With India refusing to agree to these terms, the US retaliated by imposing a 50% tariff on certain Indian goods, citing India's imports of Russian oil and defence equipment. Washington has also been unresponsive to fresh proposals shared by India since then.
When questioned about the US President signing a bill that allows for tariffs as high as 500% on nations importing Russian oil, the Ministry of External Affairs reiterated that India's energy policy is shaped by market dynamics and the need to secure supplies from diverse sources to meet its requirements.

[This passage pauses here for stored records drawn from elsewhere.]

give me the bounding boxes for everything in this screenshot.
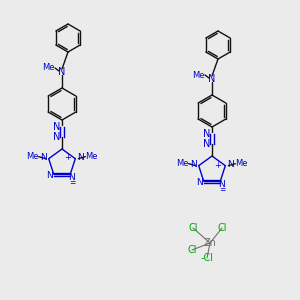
Text: Zn: Zn xyxy=(204,238,216,248)
Text: Cl: Cl xyxy=(188,223,198,233)
Text: N: N xyxy=(58,67,66,77)
Text: -Cl: -Cl xyxy=(200,253,214,263)
Text: N: N xyxy=(190,160,197,169)
Text: +: + xyxy=(214,160,221,169)
Text: Me: Me xyxy=(192,70,204,80)
Text: Me: Me xyxy=(42,64,54,73)
Text: N: N xyxy=(77,153,84,162)
Text: =: = xyxy=(69,178,75,187)
Text: Me: Me xyxy=(26,152,39,161)
Text: N: N xyxy=(40,153,47,162)
Text: Me: Me xyxy=(235,159,248,168)
Text: N: N xyxy=(196,178,203,187)
Text: N: N xyxy=(46,171,53,180)
Text: N: N xyxy=(218,180,225,189)
Text: Me: Me xyxy=(85,152,98,161)
Text: N: N xyxy=(53,132,61,142)
Text: =: = xyxy=(219,185,225,194)
Text: N: N xyxy=(68,173,75,182)
Text: N: N xyxy=(203,129,211,139)
Text: Me: Me xyxy=(176,159,189,168)
Text: N: N xyxy=(227,160,234,169)
Text: N: N xyxy=(208,74,216,84)
Text: N: N xyxy=(203,139,211,149)
Text: Cl: Cl xyxy=(217,223,227,233)
Text: +: + xyxy=(64,154,71,163)
Text: Cl: Cl xyxy=(187,245,197,255)
Text: N: N xyxy=(53,122,61,132)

The Aftermath: A More Expensive Staircase
Following the window with India, the US swiftly announced a series of trade agreements with other Asian nations, including Indonesia, the Philippines, and Vietnam. Lutnick explained that these deals were negotiated at "higher tariff and market-access levels" than what was initially offered to India, because the "staircase" had already moved upward.
When Indian negotiators later re-engaged, they were seeking terms comparable to the UK deal, effectively asking for an agreement "in between the UK and Vietnam." Lutnick's response was blunt: "Then - not now." The opportunity had passed, and the terms were no longer on the table.
Lutnick used a vivid metaphor from his trading days to describe India's position, likening it to being stuck on the wrong side of a seesaw where every move worsens the situation. He suggested the breakdown was not due to hostility but misaligned timing and domestic political constraints in India. However, he emphasised the Trump administration's impatience: "There are a lot of countries... But the train doesn't wait."
Despite the pointed remarks, Lutnick expressed confidence that the US and India would eventually "work it out," though any future deal would be on less favourable terms. Trump himself has previously called PM Modi a "great guy" and a "good friend," indicating the rift is strategic, not personal. This episode highlights a fundamental shift in US trade policy under Trump, prioritising speed and leverage over prolonged diplomatic negotiations.